WikiLeaks director Julian Assange said on Monday that his anti-secrecy organization never provided election information to Donald Trump campaign adviser Roger Stone or to Jerome Corsi, a conservative author and conspiracy advocate.
He made the claims in a paper posted on his official Twitter account.
Wikileaks during the campaign posted thousands of emails the U.S. said were stolen by Russian intelligence officers who now stand indicted by a grand jury on evidence presented by special counsel Robert Mueller.
Both Mr. Stone and Mr. Corsi have taken to TV and social media to proclaim their innocence as Mr. Muller investigates them in his Trump-Russia collusion probe.
The suspicion is that both got information from Wikileaks before it dispensed emails from Hillary Clinton campaign chairman John Podesta, beginning Oct. 7, 2016.
The WikiLeaks document seeks to rebut what it calls “false and defamatory” charges, many of which appeared in mainstream media publications such as the U.K.’s Guardian newspaper.
“It is clear that there is a pervasive climate of inaccurate claims about WikiLeaks and Julian Assange, including purposeful fabrications planted in otherwise ’reputable’ media outlets,” Wikileaks states. “In several instances these fabrications appear to have the intent of creating political cover for his censorship, isolation, expulsion, arrest, extradition and imprisonment.”
Each rebuttal begins with the phrase, “It is false and defamatory to suggest that Julian Assange or Wikileaks …”
For example, Mr. Assange rejects reports that he has been contacted by the Mueller team. Likewise, the Guardian report that he met with former Trump campaign manager Paul Manafort is false.

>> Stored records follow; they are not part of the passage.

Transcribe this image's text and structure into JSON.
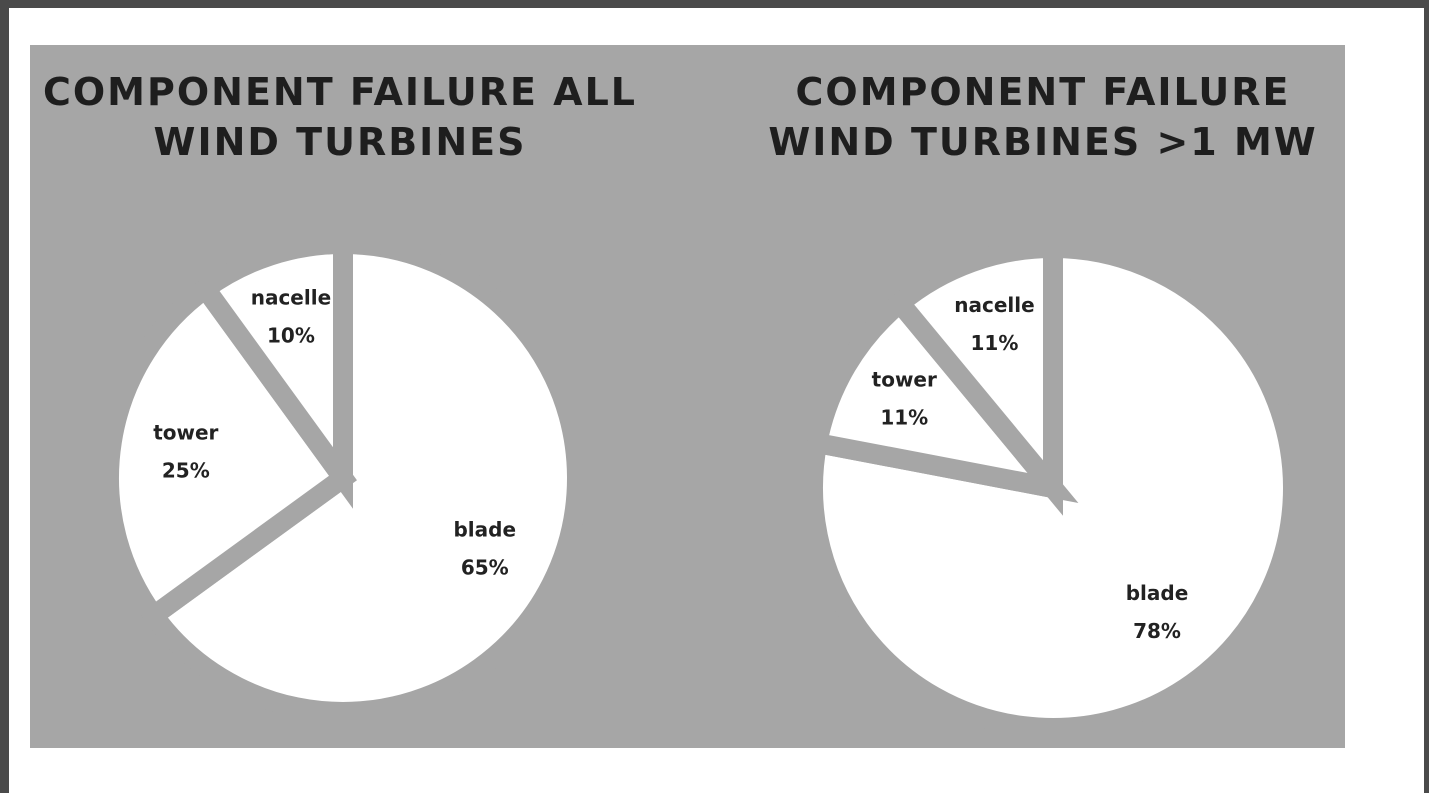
{
  "chart_data": [
    {
      "type": "pie",
      "title": "COMPONENT FAILURE ALL WIND TURBINES",
      "categories": [
        "blade",
        "tower",
        "nacelle"
      ],
      "values": [
        65,
        25,
        10
      ],
      "value_labels": [
        "65%",
        "25%",
        "10%"
      ],
      "color": "#ffffff"
    },
    {
      "type": "pie",
      "title": "COMPONENT FAILURE WIND TURBINES >1 MW",
      "categories": [
        "blade",
        "tower",
        "nacelle"
      ],
      "values": [
        78,
        11,
        11
      ],
      "value_labels": [
        "78%",
        "11%",
        "11%"
      ],
      "color": "#ffffff"
    }
  ]
}
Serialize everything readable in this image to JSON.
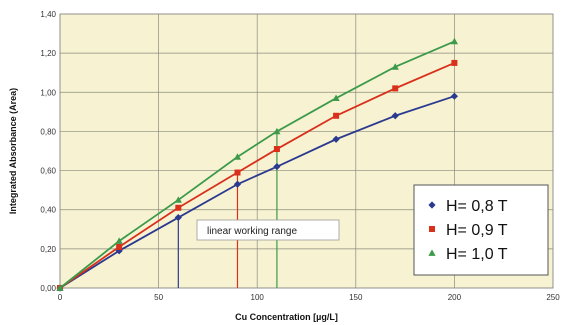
{
  "chart_data": {
    "type": "line",
    "xlabel": "Cu Concentration [µg/L]",
    "ylabel": "Integrated Absorbance (Area)",
    "xlim": [
      0,
      250
    ],
    "ylim": [
      0,
      1.4
    ],
    "x_ticks": [
      "0",
      "50",
      "100",
      "150",
      "200",
      "250"
    ],
    "y_ticks": [
      "0,00",
      "0,20",
      "0,40",
      "0,60",
      "0,80",
      "1,00",
      "1,20",
      "1,40"
    ],
    "grid": true,
    "legend_position": "bottom-right",
    "series": [
      {
        "name": "H= 0,8 T",
        "color": "#2b3a8f",
        "marker": "diamond",
        "x": [
          0,
          30,
          60,
          90,
          110,
          140,
          170,
          200
        ],
        "y": [
          0.0,
          0.19,
          0.36,
          0.53,
          0.62,
          0.76,
          0.88,
          0.98
        ]
      },
      {
        "name": "H= 0,9 T",
        "color": "#d9301c",
        "marker": "square",
        "x": [
          0,
          30,
          60,
          90,
          110,
          140,
          170,
          200
        ],
        "y": [
          0.0,
          0.21,
          0.41,
          0.59,
          0.71,
          0.88,
          1.02,
          1.15
        ]
      },
      {
        "name": "H= 1,0 T",
        "color": "#3c9a4a",
        "marker": "triangle",
        "x": [
          0,
          30,
          60,
          90,
          110,
          140,
          170,
          200
        ],
        "y": [
          0.0,
          0.24,
          0.45,
          0.67,
          0.8,
          0.97,
          1.13,
          1.26
        ]
      }
    ],
    "annotation": {
      "text": "linear working range",
      "blue_line_x": 60,
      "red_line_x": 90,
      "green_line_x": 110
    }
  }
}
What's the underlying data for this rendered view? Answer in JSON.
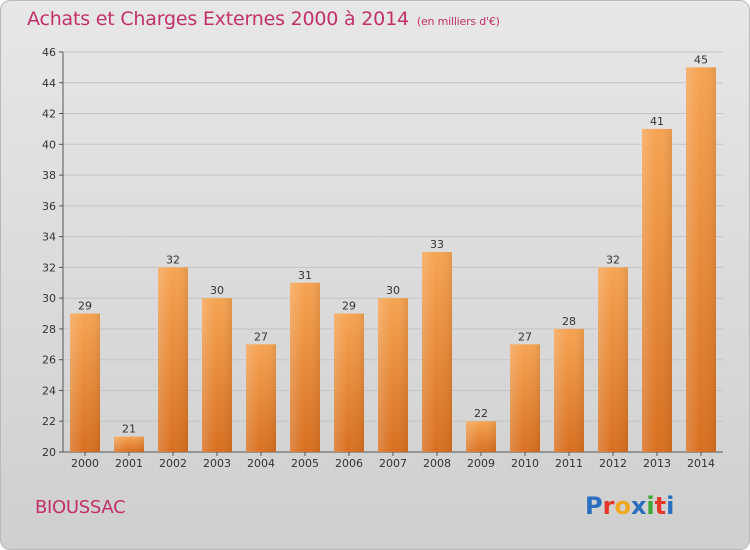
{
  "title": "Achats et Charges Externes 2000 à 2014",
  "unit": "(en milliers d'€)",
  "commune": "BIOUSSAC",
  "logo": {
    "letters": [
      "P",
      "r",
      "o",
      "x",
      "i",
      "t",
      "i"
    ],
    "colors": [
      "#2a6fbf",
      "#e6382b",
      "#f0a81f",
      "#2a6fbf",
      "#3aa935",
      "#e6382b",
      "#2a6fbf"
    ]
  },
  "colors": {
    "title": "#c2306a",
    "bar_top": "#f6a452",
    "bar_bottom": "#d86f1f",
    "grid": "#c4c4c4",
    "axis": "#555555"
  },
  "chart_data": {
    "type": "bar",
    "title": "Achats et Charges Externes 2000 à 2014",
    "xlabel": "",
    "ylabel": "",
    "ylim": [
      20,
      46
    ],
    "yticks": [
      20,
      22,
      24,
      26,
      28,
      30,
      32,
      34,
      36,
      38,
      40,
      42,
      44,
      46
    ],
    "grid": true,
    "categories": [
      "2000",
      "2001",
      "2002",
      "2003",
      "2004",
      "2005",
      "2006",
      "2007",
      "2008",
      "2009",
      "2010",
      "2011",
      "2012",
      "2013",
      "2014"
    ],
    "values": [
      29,
      21,
      32,
      30,
      27,
      31,
      29,
      30,
      33,
      22,
      27,
      28,
      32,
      41,
      45
    ]
  }
}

It was that story that kicked Mr. Assange into a higher gear in denying scores of “false” stories about him. He vowed to file a libel lawsuit against The Guardian.
The Wikileaks paper cites Mr. Stone and Mr. Corsi in a section that also denies the group ever provided information prior to release to Donald Trump Jr. and retired Lt. Gen. Michael Flynn.
“It is false and defamatory to suggest that WikiLeaks or Julian Assange privately provided information about its then pending 2016 U.S. election-related publications to any outside party,” the document states before naming names.
On Mr. Stone, a flamboyant Republican political operative known for hardball tactics, Mr. Assange also says, “It is false and defamatory to suggest that Julian Assange was in communication with Roger J. Stone during, or prior to, the U.S. 2016 presidential election [in fact, the only message sent from WikiLeaks was a demand that Mr. Stone cease falsely stating that he had ’communicated’ with Julian Assange].
“It is false and defamatory to suggest that there was a “back channel” between Julian Assange and Roger J. Stone during, or prior to, the U.S. 2016 presidential election.”
Mr. Stone has said in interviews that he bragged about meeting Mr. Assange when in fact he had not.
He said his Aug. 21, 2016, tweet about impending “the Podesta’s time in the barrel” wasn’t a prediction on the Wikileaks’ October 2016 email dump, but a reference to the Ukraine.
Mr. Manafort had left the campaign Aug. 19 after reports of suspicious payments from a Ukraine pro-Russian party. Mr. Podesta’s brother, Tony, ran a now-defunct consulting firm that also represented Ukrainian politicians.
Mr. Corsi, a non-campaign Trump supporter, also denies prior knowledge from WikiLeaks. He said he accurately guessed on his own that Mr. Assange’s next release, after a July 22 email mass posting, would be Mr. Podesta’s.
The WikiLeaks official paper doesn’t mention Randy Credico, a Stone acquaintance.
NBC News reported on a text exchange on Oct. 1, 2016, between the two that suggested Mr. Credico had a contact with someone close to Mr. Assange and knew an email posting was coming.
Mr. Credico told NBC, “There’s absolutely nothing there that I had any knowledge of anything that Assange was going to do because I didn’t. Where’s the smoking gun?”
Mr. Stone’s attorney, Grant Smith, told NBC, “The texts provided to NBC News demonstrate that my client, Roger Stone, has been consistent for the past two years in his assertion that Randy Credico was the person who was providing him what limited information Mr. Stone had regarding WikiLeaks.”
Mr. Stone provided a statement to The Washington Times:
“This is entirely consistent with what I have said publicly and under oath before the House Intelligence Committee. I released 30 pages of text Messages that proved that Randy Credico was the source who tipped me as to the significance and the October release of the WikiLeaks material on Hillary. These text messages also prove the Credico’s source was a lawyer working for WikiLeaks and not Assange or anyone else. I had no advance knowledge of the source or content of any of the published material including allegedly hacked emails or allegedly stolen emails. The communication referred to in the WikiLeaks communiqué in which they brushed me off was supplied to the house intelligence committee last September and was promptly leaked To the Atlantic. The text has been widely reported and it most certainly demonstrates no collusion or collaboration with WikiLeaks in fact it demonstrates the opposite.”